HOŞGELDİNİZ! BUGÜN 15 TEMMUZ 2025, SALI

EMEKLİ BİR PROFESÖRÜN FERYADI ÜZERİNE

15.07.2025 00:00
Aşağıda okuyacağınız satırlar, 84 yaşında, kanserle mücadele eden bir profesöre ait. Yıllarca akademisyen olarak çalışmış, iki darbe görmüş, birçok siyasi çalkantıya tanıklık etmiş bir isim. Sert ama yürekten gelen eleştirileriyle tanınıyor.

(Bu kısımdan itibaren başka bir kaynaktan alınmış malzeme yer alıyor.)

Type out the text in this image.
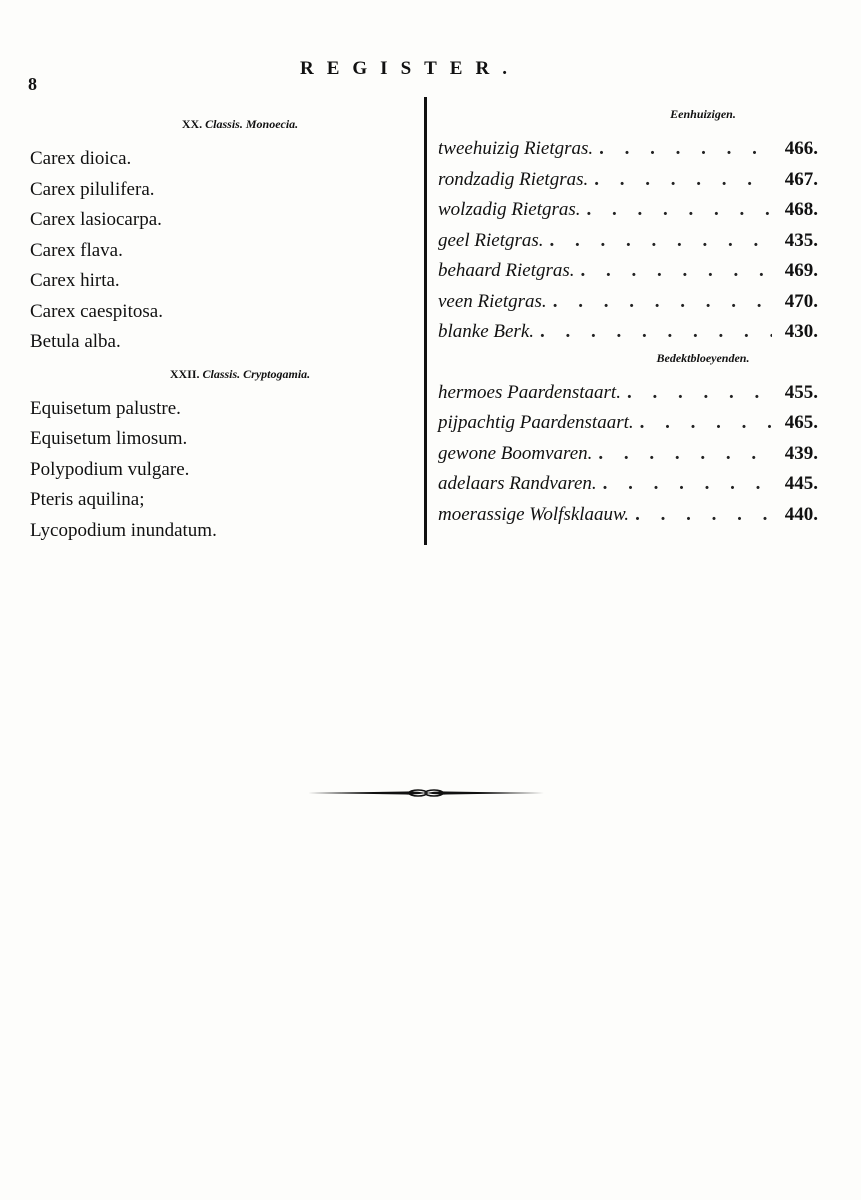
8
REGISTER.
XX. Classis. Monoecia.
Carex dioica.
Carex pilulifera.
Carex lasiocarpa.
Carex flava.
Carex hirta.
Carex caespitosa.
Betula alba.
XXII. Classis. Cryptogamia.
Equisetum palustre.
Equisetum limosum.
Polypodium vulgare.
Pteris aquilina;
Lycopodium inundatum.
Eenhuizigen.
tweehuizig Rietgras. . . .	466.
rondzadig Rietgras. . . .	467.
wolzadig Rietgras. . . .	468.
geel Rietgras. . . .	435.
behaard Rietgras. . . .	469.
veen Rietgras. . . .	470.
blanke Berk. . . .	430.
Bedektbloeyenden.
hermoes Paardenstaart. . . .	455.
pijpachtig Paardenstaart. . . .	465.
gewone Boomvaren. . . .	439.
adelaars Randvaren. . . .	445.
moerassige Wolfsklaauw. . . .	440.
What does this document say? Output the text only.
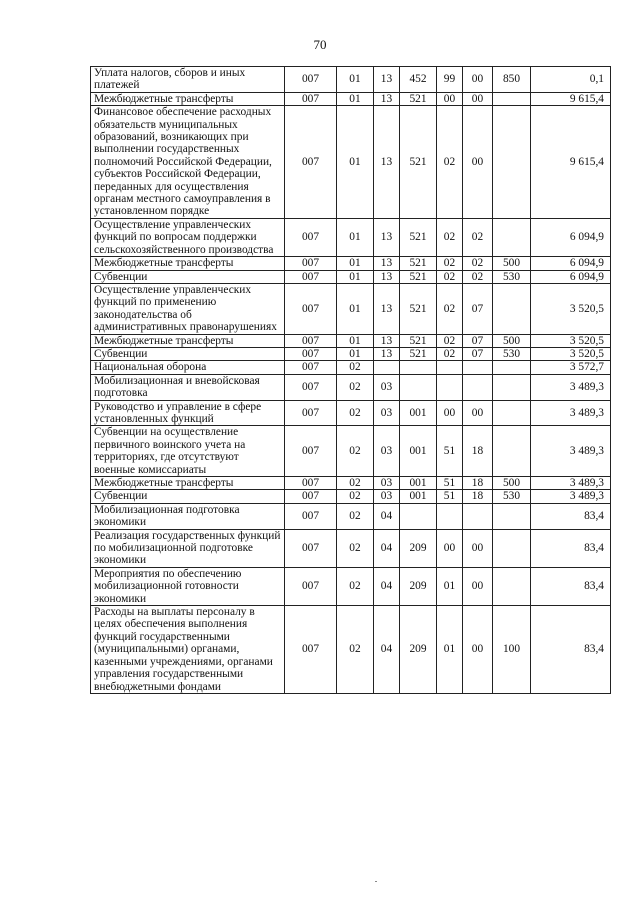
70
Уплата налогов, сборов и иных платежей	007	01	13	452	99	00	850	0,1
Межбюджетные трансферты	007	01	13	521	00	00		9 615,4
Финансовое обеспечение расходных обязательств муниципальных образований, возникающих при выполнении государственных полномочий Российской Федерации, субъектов Российской Федерации, переданных для осуществления органам местного самоуправления в установленном порядке	007	01	13	521	02	00		9 615,4
Осуществление управленческих функций по вопросам поддержки сельскохозяйственного производства	007	01	13	521	02	02		6 094,9
Межбюджетные трансферты	007	01	13	521	02	02	500	6 094,9
Субвенции	007	01	13	521	02	02	530	6 094,9
Осуществление управленческих функций по применению законодательства об административных правонарушениях	007	01	13	521	02	07		3 520,5
Межбюджетные трансферты	007	01	13	521	02	07	500	3 520,5
Субвенции	007	01	13	521	02	07	530	3 520,5
Национальная оборона	007	02						3 572,7
Мобилизационная и вневойсковая подготовка	007	02	03					3 489,3
Руководство и управление в сфере установленных функций	007	02	03	001	00	00		3 489,3
Субвенции на осуществление первичного воинского учета на территориях, где отсутствуют военные комиссариаты	007	02	03	001	51	18		3 489,3
Межбюджетные трансферты	007	02	03	001	51	18	500	3 489,3
Субвенции	007	02	03	001	51	18	530	3 489,3
Мобилизационная подготовка экономики	007	02	04					83,4
Реализация государственных функций по мобилизационной подготовке экономики	007	02	04	209	00	00		83,4
Мероприятия по обеспечению мобилизационной готовности экономики	007	02	04	209	01	00		83,4
Расходы на выплаты персоналу в целях обеспечения выполнения функций государственными (муниципальными) органами, казенными учреждениями, органами управления государственными внебюджетными фондами	007	02	04	209	01	00	100	83,4
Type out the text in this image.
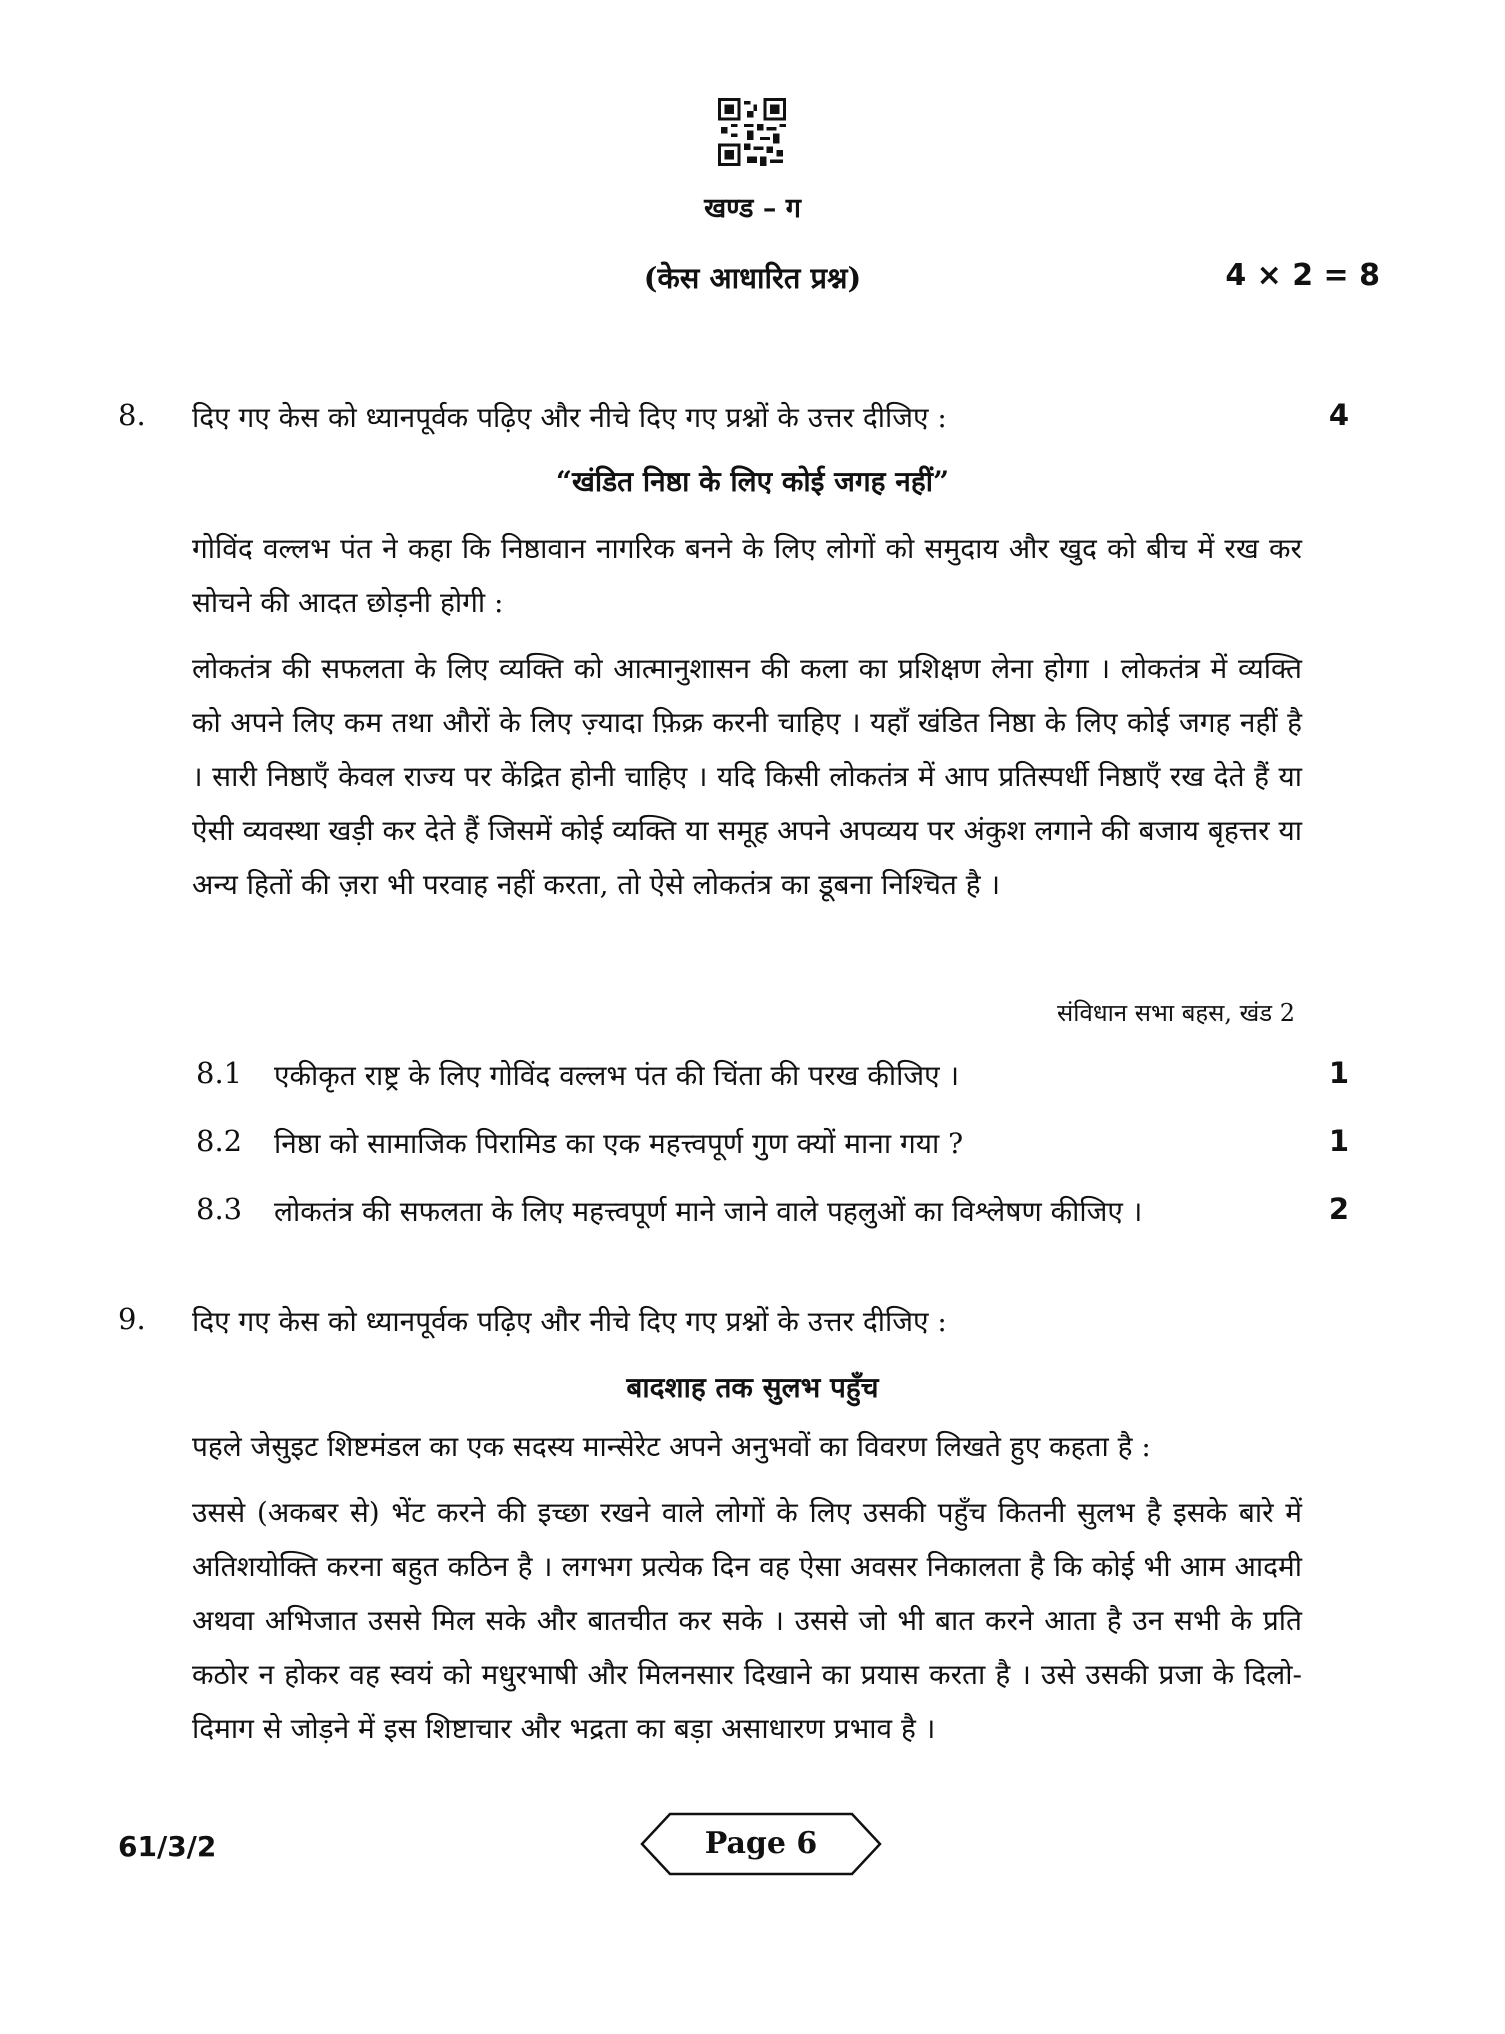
खण्ड – ग
(केस आधारित प्रश्न)	4 × 2 = 8
8. दिए गए केस को ध्यानपूर्वक पढ़िए और नीचे दिए गए प्रश्नों के उत्तर दीजिए :	4
“खंडित निष्ठा के लिए कोई जगह नहीं”

गोविंद वल्लभ पंत ने कहा कि निष्ठावान नागरिक बनने के लिए लोगों को समुदाय और खुद को बीच में रख कर सोचने की आदत छोड़नी होगी :

लोकतंत्र की सफलता के लिए व्यक्ति को आत्मानुशासन की कला का प्रशिक्षण लेना होगा । लोकतंत्र में व्यक्ति को अपने लिए कम तथा औरों के लिए ज़्यादा फ़िक्र करनी चाहिए । यहाँ खंडित निष्ठा के लिए कोई जगह नहीं है । सारी निष्ठाएँ केवल राज्य पर केंद्रित होनी चाहिए । यदि किसी लोकतंत्र में आप प्रतिस्पर्धी निष्ठाएँ रख देते हैं या ऐसी व्यवस्था खड़ी कर देते हैं जिसमें कोई व्यक्ति या समूह अपने अपव्यय पर अंकुश लगाने की बजाय बृहत्तर या अन्य हितों की ज़रा भी परवाह नहीं करता, तो ऐसे लोकतंत्र का डूबना निश्चित है ।

संविधान सभा बहस, खंड 2
8.1 एकीकृत राष्ट्र के लिए गोविंद वल्लभ पंत की चिंता की परख कीजिए ।	1
8.2 निष्ठा को सामाजिक पिरामिड का एक महत्त्वपूर्ण गुण क्यों माना गया ?	1
8.3 लोकतंत्र की सफलता के लिए महत्त्वपूर्ण माने जाने वाले पहलुओं का विश्लेषण कीजिए ।	2
9. दिए गए केस को ध्यानपूर्वक पढ़िए और नीचे दिए गए प्रश्नों के उत्तर दीजिए :
बादशाह तक सुलभ पहुँच

पहले जेसुइट शिष्टमंडल का एक सदस्य मान्सेरेट अपने अनुभवों का विवरण लिखते हुए कहता है :

उससे (अकबर से) भेंट करने की इच्छा रखने वाले लोगों के लिए उसकी पहुँच कितनी सुलभ है इसके बारे में अतिशयोक्ति करना बहुत कठिन है । लगभग प्रत्येक दिन वह ऐसा अवसर निकालता है कि कोई भी आम आदमी अथवा अभिजात उससे मिल सके और बातचीत कर सके । उससे जो भी बात करने आता है उन सभी के प्रति कठोर न होकर वह स्वयं को मधुरभाषी और मिलनसार दिखाने का प्रयास करता है । उसे उसकी प्रजा के दिलो-दिमाग से जोड़ने में इस शिष्टाचार और भद्रता का बड़ा असाधारण प्रभाव है ।

61/3/2	Page 6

Bu sözler onun kaleminden dökülen bir haykırış. Onurlu, merhametli, vicdanlı bir Türkiye hayalini mezar taşına bile kazımak isteyecek kadar bu milleti seven bir yürekten, diyor ki:

"ARTIK ŞAHISLARI YAZMAYACAĞIM. NEDEN Mİ?

1- Artık adaletsizlik o hale geldi ki insaf, vicdan, din, iman, Allah, kitap gibi insanî ilişkiler kalmadı.

2- Sadece güç ile ilişki kaldı. Tüm muhalefete ait belediye ve yönetim birimi kalmadan herkesin hapse atılacağı adeta kesinleşti.

3- Benim gibi 84 yaşındaki bir kimse için, sadece tecrübeleriyle yazmak kaldı.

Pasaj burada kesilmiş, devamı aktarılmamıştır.